Thursday, April 21, 2011

"Yes" means "No" and "No" means "Book"

This is the problem with communication: you're so confident that you know what you're saying that you often say the wrong thing. Just ask any Vice President of the past 30 years. The girls are at that stage where they understand a lot of things (still have trouble saying them, but comprehension is very good), but there are certain things that they think they know . ... and they really don't. For example, the head shake. This has become an immediate response to everything in the last week or two. You ask them a question and they immediately shake their head "no". A few seconds later, however, you'll find out that they did not mean "no" after all. "Arianna, do you want some juice?" Head shake. Put it in the fridge. Freak out and point up at the juice cup and then suck ravenously once she's gotten it in hand.
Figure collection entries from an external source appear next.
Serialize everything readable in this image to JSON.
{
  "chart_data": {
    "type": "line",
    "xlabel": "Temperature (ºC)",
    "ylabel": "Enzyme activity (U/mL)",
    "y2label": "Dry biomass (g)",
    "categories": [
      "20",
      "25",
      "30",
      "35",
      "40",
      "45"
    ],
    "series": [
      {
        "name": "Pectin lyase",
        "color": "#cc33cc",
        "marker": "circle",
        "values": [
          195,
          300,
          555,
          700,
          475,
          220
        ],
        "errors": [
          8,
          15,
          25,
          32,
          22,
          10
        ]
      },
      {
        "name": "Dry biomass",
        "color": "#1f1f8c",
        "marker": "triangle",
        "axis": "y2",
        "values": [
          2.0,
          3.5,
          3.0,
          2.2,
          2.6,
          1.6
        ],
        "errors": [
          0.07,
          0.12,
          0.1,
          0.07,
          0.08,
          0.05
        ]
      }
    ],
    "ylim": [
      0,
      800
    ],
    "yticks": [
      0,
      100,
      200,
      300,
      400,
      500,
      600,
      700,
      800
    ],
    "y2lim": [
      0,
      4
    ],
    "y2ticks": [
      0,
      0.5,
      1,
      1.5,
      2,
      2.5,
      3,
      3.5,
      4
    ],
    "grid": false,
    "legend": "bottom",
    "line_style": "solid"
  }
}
Last night I'm trying to feed them dinner and they're being pills because their nap was thrown off a bit - Gina took them to a special church service during they day so they had to go down earlier than usual and then they didn't sleep enough. I ask Genevieve if she wants more of her noodles. No. Take the plate away and she screams about it. Then she starts moaning about something (we know words; I don't know why the last couple of days she just starting moaning all the time instead of trying words) so I ask her if she wants milk. No. You want more food? No. You want this book? No. I tried everything, and it was "no" every time. So she's crying and fussing and when we finally finish dinner I pick her up and ask her what it is she wants. She leans out, grabs the book off the table (the same one I asked her about) and starts giggling as she "reads" it. She then totters off to her room, book in hand, completely content. I'm going to stop asking yes or no questions and just try multiple choice or fill in the blanks from now on. Of course, they'll probably just answer "c" to everything. ... that's usually the right answer.